Keeping your team joined up like never before
How did the panellists overcome the silo challenge and ensure their teams remained joined up? Holford introduced ‘office afternoons’, where every Thursday the legal team join a Teams call. While they continue to work on their own matters it helps instil a feeling of working as a team, provides visibility and an easy forum for junior members of the team to ask questions. The matter management system (Matters+) also assists as it enables the business to provide feedback on matters, and she believes this individual responsibility and accountability for matters helps the legal advisers in her team feel more in control.
For Robertson’s team there are ‘drop in’ calls at 5pm every Monday, Wednesday and Friday and it’s consensual whether you dial in or not. These focus on pastoral chat and, in his view, have provided a real opportunity to get to know people better as the conversation inevitably differs from the usual topics discussed in the office. Ajaz highlighted the importance of team leaders having an awareness of team dynamics and being conscious that everybody’s personal circumstances are different.
This led on to a discussion about the increasing importance of EQ skills in team leaders and being aligned to people’s needs. The expectations of the business on what the legal team can deliver are changing – and legal teams need to keep up. Adopting legal tech can help meet the expectations of the business, enabling the legal team to improve efficiencies and be more transparent.
Overcoming the obstacles to smarter working
Given the openness to adopt new tools post-lockdown, what are the obstacles to smarter working? Is lack of budget the main constraint or is there just too much choice?
Robertson acknowledged that when you have multiple vendors offering similar products, it is hard to choose between them, but this is where there are benefits to being part of the in house legal community – early adopters are usually very happy to share their experiences. In his view, budget is not generally a constraint providing you are clear on ROI.
In Ajaz’s opinion having a clear idea of your total legal costs can assist here – if you can show the tech proposition will deliver efficiencies and drive down total costs, you are in a position to make a good business case.
For Holford it is a matter of starting on the tech journey. Having adopted the matter management system, she now has objective data on which to build a business case that supports investment in further tech. Robertson agreed that basing business decisions on “fact not folklore” was essential.
The session couldn’t close without a discussion about the ‘hybrid model’ and what post-lockdown working may look like.

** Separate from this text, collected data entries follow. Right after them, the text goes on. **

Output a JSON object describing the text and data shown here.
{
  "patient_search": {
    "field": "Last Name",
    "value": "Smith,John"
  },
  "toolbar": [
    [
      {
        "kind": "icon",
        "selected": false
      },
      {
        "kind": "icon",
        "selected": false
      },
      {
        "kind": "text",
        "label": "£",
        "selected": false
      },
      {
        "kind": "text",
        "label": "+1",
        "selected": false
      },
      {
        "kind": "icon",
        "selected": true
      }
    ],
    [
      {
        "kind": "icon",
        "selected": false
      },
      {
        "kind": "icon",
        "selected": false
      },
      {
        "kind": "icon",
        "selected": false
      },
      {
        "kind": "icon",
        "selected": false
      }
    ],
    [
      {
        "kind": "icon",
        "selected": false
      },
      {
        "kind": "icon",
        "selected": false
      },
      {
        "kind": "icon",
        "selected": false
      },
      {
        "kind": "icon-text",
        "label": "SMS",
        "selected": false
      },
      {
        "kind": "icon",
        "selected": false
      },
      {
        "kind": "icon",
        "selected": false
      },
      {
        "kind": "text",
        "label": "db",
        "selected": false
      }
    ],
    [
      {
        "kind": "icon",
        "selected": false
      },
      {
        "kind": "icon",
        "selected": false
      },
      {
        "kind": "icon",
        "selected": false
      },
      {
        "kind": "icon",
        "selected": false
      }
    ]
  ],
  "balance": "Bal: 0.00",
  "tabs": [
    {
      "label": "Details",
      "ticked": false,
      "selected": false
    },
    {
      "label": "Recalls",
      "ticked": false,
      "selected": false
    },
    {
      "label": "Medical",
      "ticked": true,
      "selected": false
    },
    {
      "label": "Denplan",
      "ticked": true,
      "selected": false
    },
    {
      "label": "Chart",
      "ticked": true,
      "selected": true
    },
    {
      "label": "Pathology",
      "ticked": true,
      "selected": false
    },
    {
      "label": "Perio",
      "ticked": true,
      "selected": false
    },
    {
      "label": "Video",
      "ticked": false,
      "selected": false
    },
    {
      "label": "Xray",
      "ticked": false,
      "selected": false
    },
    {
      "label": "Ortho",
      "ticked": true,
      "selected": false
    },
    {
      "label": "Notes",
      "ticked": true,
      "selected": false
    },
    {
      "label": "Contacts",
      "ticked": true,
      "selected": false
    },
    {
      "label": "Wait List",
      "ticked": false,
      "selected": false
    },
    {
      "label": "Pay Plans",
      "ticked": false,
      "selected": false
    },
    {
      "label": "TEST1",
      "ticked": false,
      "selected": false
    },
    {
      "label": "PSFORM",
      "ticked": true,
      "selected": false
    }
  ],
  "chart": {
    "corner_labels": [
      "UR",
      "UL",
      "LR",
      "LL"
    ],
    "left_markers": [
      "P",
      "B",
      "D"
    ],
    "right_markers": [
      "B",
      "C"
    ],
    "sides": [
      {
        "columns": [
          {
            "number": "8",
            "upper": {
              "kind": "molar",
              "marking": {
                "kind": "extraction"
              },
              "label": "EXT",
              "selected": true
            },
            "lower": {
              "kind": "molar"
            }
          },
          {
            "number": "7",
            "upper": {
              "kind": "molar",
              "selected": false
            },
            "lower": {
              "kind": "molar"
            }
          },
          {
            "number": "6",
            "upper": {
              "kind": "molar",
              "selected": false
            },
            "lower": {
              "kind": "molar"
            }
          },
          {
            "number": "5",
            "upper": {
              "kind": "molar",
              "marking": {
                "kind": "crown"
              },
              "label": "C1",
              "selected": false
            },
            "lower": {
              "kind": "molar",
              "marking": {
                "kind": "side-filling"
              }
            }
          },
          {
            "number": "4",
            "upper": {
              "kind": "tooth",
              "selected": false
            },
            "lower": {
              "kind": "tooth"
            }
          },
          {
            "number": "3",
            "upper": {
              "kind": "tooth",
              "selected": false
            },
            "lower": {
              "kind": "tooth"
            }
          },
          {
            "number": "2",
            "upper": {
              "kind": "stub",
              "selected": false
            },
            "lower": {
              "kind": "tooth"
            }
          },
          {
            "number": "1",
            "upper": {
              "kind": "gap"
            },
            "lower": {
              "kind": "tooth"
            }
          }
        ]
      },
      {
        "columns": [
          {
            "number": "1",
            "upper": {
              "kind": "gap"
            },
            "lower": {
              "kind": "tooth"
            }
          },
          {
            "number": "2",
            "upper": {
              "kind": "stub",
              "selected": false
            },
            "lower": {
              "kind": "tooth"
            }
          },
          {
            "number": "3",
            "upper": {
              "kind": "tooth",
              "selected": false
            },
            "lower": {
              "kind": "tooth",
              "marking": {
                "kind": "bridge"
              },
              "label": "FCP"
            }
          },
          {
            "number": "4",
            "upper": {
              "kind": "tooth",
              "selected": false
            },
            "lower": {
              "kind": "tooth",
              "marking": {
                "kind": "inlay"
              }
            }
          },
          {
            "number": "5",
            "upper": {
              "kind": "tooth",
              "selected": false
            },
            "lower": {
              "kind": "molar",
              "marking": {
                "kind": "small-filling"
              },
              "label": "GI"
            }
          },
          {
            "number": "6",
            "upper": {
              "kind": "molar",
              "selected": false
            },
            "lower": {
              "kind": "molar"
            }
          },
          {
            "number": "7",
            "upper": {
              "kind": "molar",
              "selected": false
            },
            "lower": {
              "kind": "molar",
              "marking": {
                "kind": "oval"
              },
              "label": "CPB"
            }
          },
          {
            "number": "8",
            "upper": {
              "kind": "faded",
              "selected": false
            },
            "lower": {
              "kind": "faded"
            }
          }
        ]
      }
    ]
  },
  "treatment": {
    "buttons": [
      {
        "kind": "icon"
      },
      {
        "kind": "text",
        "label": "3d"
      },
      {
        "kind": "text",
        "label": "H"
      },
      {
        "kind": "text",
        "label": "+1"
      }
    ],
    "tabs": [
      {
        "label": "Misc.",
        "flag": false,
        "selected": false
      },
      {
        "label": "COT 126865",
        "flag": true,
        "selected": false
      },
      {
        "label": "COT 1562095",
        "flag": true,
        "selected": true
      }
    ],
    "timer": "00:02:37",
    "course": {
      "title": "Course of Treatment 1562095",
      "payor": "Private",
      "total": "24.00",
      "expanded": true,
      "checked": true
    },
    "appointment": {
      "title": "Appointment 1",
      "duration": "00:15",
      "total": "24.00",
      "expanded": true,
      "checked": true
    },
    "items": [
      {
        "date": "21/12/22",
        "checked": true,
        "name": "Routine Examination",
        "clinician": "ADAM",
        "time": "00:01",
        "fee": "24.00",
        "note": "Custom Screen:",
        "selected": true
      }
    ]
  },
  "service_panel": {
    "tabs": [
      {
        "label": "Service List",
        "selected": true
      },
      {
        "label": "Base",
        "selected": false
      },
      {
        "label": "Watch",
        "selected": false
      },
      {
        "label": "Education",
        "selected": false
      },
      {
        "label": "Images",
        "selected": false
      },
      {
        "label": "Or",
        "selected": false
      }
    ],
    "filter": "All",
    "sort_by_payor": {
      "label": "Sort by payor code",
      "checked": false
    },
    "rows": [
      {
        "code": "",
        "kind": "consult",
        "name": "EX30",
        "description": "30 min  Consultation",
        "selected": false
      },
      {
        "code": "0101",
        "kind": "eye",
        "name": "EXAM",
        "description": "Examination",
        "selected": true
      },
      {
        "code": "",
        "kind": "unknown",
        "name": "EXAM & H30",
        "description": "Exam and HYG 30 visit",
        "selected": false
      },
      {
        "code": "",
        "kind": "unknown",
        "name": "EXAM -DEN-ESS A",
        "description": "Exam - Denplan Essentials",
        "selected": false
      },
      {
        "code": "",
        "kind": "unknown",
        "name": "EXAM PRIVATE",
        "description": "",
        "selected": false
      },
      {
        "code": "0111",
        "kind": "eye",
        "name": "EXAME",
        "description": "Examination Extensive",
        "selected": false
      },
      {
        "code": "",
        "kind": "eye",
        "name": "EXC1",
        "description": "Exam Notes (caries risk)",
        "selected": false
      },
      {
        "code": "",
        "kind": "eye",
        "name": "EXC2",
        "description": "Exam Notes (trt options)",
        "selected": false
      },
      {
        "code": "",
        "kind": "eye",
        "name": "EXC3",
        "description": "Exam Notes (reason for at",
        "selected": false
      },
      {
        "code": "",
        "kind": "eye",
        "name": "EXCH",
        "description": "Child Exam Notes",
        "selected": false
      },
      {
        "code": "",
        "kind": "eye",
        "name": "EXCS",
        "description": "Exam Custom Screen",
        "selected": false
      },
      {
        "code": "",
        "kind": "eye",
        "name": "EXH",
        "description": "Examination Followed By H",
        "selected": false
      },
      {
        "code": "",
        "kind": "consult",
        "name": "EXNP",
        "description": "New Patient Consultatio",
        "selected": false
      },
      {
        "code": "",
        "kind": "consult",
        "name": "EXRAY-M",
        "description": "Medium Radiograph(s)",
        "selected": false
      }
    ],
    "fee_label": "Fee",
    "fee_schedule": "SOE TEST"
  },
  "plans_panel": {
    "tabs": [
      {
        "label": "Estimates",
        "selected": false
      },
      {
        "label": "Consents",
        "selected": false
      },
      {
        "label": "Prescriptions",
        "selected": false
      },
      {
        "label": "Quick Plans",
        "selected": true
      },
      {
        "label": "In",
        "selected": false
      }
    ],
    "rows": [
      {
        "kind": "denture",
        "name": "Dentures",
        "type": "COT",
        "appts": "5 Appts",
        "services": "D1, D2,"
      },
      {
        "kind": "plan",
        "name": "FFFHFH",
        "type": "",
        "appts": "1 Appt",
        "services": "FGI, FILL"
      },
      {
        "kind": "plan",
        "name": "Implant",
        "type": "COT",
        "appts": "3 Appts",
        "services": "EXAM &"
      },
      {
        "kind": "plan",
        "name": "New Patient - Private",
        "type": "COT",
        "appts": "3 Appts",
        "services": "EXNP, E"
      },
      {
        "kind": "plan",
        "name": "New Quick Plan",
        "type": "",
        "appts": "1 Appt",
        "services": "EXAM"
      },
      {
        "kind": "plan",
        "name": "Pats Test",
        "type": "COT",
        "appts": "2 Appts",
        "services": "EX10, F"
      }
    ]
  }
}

The panellists agreed that having been exposed to a different work/life balance there will be appetite amongst some people to adopt a more flexible work pattern. While it will depend on the ‘fit’ within a particular organisation, the general view was that team leaders are open to trying new working models.
Holford highlighted that younger members of the team benefit from being around their mentors and the importance of being accessible – between lockdowns her team returned to the office three days a week, but on the days when no-one was present, the team used lots of signage to indicate how the legal team could be contacted. Robertson and Ajaz commented on the democratizing effect on global teams – wholly virtual meetings make it a level playing field for all participants no matter where they are geographically located and dispel the feeling of isolation sometimes associated with satellite offices. Robertson will continue to use virtual meetings to capitalise on this.
It is clear we are at a lockstep of change. GCs and heads of legal have an exciting opportunity to take the learnings of the last 12 months and emerge with a new vision for smarter working. The future is yours to shape.